又谈一阵,他站起身了,“那我走了,老爸,您的人我用一下行吗?”
黄汉祥在北京能力不小,在颐和园石舫这种大场合围捕人不是做不到,可是一旦让人歪嘴——什么太子党猖狂啦之类的,总也让人腻歪,要是老爷子的警卫出马,那谁也不能说什么不是?反正我是帮老爷子做事的,不用白不用嘛。
“你自己跟小周说吧,”黄老随意地摆一摆手,“嗯……能客气还是客气一点,别犯浑啊。”
老爸还是很看重此事啊,离开老爷子的住宅,黄汉祥心里暗暗叹口气,这种事儿我可能犯浑吗?他非要再叮嘱一遍。
这么想着,他真的又想联系一下小陈了,不过想一想兹事体大,不能让别人有了警觉,说不得只能强行按下这份心思——算了,暗中把小陈也监视起来算了。
陈太忠想像得到,估计到了今天夜里,石舫那儿肯定要人影绰绰鬼鬼祟祟了,可是对自身的处境,他估计得不是很足。
不过总算还好,他心里有一份警觉,于是,接下来跟韦明河、徐卫东吃饭和玩的时候,仔细感受一下气机,总觉得哪里有什么不对,就知道估计有人在监视自己。
那就老实点回家吧,他心里暗叹,回了家总没什么事情了吧?那别墅不能曝光,是不能曝给相关部门,可是可能监视自己的人,是另一个有关部门,人家才不会闲得蛋疼去追究这别墅的主人是谁。
别墅里只有张馨在,伊丽莎白陪着老板在外面应酬,他进去之后先四下转一圈,心说我这别墅里可不能被人安了摄像头,要不麻烦可就大了,一边转还一边问,“有人来过没有?”
“没有,”张馨摇一摇头,高挑的身材上还系着围裙,她非常热衷收拾家,“收拾了一下午家,看到一条壁虎,吓死我了。”
“嗯,正好买了两瓶灭害灵,这天儿也热了,苍蝇蚊子都多了,”陈太忠手向后一伸,再出手手里就多了两个喷筒出来——他是懒得再跑来跑去假装拿了。
张馨可是看得愣了,说不得走到他身后,左右看一看,“咦?这瓶子……你不可能别在裤带上的吧?”

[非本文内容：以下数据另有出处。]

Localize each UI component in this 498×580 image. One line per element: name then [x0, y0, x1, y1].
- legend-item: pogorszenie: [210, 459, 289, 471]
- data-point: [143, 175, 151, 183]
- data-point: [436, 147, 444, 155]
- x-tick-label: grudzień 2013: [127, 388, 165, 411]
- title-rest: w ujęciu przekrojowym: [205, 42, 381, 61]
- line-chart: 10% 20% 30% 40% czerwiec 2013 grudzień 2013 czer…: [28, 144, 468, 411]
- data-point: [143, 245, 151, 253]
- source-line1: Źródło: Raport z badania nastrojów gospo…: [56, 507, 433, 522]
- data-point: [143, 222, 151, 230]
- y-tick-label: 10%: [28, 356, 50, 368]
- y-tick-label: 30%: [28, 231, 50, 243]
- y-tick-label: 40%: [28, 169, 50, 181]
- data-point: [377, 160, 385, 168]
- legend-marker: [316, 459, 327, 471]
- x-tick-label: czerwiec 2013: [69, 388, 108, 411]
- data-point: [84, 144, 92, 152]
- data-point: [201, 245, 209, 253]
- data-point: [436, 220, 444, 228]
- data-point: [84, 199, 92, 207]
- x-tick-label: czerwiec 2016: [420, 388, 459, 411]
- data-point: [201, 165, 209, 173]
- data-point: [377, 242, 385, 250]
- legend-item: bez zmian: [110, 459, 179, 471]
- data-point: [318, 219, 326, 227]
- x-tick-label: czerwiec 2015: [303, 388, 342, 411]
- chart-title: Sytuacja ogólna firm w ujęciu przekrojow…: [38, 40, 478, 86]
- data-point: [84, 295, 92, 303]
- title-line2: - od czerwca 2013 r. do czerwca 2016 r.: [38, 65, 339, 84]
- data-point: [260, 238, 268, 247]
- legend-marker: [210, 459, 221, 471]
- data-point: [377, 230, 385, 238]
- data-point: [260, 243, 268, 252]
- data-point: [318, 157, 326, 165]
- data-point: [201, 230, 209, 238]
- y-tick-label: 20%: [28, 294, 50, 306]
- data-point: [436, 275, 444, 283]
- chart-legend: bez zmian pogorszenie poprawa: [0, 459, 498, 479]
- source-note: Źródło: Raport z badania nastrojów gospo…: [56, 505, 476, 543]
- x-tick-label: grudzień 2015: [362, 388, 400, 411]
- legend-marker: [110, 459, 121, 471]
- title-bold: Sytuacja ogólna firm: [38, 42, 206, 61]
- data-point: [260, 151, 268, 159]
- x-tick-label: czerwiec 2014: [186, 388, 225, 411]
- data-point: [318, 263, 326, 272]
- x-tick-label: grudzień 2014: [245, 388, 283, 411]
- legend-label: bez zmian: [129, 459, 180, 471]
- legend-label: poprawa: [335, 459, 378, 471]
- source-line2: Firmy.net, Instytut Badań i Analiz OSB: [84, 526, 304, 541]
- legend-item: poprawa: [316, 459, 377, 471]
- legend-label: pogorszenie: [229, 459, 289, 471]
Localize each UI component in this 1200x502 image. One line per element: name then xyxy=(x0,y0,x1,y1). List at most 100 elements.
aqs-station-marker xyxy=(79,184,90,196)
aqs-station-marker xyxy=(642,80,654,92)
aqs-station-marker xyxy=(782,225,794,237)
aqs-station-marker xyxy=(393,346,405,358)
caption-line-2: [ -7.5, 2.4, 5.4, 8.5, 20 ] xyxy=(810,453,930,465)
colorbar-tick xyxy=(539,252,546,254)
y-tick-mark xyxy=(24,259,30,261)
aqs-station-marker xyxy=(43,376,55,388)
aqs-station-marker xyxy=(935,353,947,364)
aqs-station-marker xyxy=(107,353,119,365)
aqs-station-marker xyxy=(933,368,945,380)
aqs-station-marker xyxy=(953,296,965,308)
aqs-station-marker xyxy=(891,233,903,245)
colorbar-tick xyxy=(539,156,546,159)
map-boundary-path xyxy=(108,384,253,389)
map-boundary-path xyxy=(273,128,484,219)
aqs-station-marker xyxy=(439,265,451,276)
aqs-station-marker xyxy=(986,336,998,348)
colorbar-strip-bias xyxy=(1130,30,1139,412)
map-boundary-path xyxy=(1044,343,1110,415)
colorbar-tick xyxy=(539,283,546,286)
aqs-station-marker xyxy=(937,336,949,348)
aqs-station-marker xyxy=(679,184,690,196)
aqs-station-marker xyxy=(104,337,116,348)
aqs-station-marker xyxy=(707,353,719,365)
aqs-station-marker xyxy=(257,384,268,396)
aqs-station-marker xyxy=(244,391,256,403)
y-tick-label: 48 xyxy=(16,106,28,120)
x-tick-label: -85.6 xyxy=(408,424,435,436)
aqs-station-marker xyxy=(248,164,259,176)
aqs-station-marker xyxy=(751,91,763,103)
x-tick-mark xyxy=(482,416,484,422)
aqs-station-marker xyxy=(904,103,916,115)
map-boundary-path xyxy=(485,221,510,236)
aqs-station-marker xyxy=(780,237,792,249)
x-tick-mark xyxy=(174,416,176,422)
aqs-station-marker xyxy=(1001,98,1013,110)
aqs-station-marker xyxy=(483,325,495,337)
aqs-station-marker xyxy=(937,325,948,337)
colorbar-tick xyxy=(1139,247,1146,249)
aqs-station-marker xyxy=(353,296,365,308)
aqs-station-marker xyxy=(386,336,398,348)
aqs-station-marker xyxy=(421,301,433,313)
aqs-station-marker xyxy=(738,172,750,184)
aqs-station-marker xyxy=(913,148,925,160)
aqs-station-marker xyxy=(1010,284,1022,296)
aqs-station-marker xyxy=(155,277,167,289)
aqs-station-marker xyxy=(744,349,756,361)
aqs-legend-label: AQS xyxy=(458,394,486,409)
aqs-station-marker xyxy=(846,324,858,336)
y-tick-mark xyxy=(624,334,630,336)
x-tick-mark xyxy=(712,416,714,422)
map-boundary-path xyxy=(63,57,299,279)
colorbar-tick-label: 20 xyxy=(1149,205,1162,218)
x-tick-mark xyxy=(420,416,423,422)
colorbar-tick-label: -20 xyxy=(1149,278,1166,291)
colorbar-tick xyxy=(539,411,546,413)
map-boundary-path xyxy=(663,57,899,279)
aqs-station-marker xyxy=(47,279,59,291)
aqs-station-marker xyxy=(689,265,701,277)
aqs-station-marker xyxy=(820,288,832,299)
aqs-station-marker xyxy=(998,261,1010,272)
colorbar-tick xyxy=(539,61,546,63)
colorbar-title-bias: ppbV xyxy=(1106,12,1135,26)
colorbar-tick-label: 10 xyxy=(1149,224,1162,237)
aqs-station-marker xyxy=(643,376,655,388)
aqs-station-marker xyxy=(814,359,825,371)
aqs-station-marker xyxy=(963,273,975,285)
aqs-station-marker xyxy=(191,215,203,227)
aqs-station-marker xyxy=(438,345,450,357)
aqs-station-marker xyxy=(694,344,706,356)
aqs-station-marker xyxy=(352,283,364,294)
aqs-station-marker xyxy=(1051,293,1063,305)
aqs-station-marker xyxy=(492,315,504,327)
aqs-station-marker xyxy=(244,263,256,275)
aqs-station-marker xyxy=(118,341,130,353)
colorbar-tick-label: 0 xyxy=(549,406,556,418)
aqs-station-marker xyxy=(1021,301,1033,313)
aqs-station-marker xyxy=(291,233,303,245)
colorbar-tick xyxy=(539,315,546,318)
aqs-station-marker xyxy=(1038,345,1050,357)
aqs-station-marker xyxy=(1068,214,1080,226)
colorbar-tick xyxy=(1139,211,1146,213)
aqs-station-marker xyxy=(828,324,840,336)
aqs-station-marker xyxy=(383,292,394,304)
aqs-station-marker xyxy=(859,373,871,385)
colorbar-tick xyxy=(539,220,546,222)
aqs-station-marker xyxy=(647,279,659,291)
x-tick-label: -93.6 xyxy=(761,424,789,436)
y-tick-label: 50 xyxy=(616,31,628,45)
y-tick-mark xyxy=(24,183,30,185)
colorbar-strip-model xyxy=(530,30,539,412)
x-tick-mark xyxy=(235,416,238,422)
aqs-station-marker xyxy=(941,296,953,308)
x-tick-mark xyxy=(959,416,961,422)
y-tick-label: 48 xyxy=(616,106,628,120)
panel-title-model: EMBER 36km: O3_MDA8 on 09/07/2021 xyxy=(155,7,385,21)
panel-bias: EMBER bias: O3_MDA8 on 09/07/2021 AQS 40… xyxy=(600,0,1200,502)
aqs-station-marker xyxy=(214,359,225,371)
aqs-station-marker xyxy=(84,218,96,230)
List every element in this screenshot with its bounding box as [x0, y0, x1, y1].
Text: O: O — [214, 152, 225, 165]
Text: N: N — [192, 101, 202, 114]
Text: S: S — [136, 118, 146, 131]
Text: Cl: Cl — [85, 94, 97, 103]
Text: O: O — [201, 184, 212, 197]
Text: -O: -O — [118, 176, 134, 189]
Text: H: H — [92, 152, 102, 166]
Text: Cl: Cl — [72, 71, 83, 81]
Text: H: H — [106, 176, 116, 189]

“我裤带下面别的肉瓶子,也不比这个小,”陈太忠笑一声,伸手去揽她的腰肢,张馨连忙让一下,“太忠,等一下……我脱了围裙。”
“围裙,那也是制服啊,”陈太忠现在的脸皮,真的太厚了,他笑着又伸手去捉她,却不防有电话打过来,伊丽莎白在电话那边笑,“太忠,我的老板要请你喝酒呢,苏格兰风情……你来不来?”
“不去,你早点回来,明天有事呢,”陈太忠心说人家有关部门就算再不管事,我跟你两个外国女人混在一起,也有点不合适不是?
“这家伙……果然有事,”一个声音轻声嘀咕一句,敢情他连电话都被监听了,监听的这位居然有心情又评价一句,“法语说得挺标准,不过语法太差。”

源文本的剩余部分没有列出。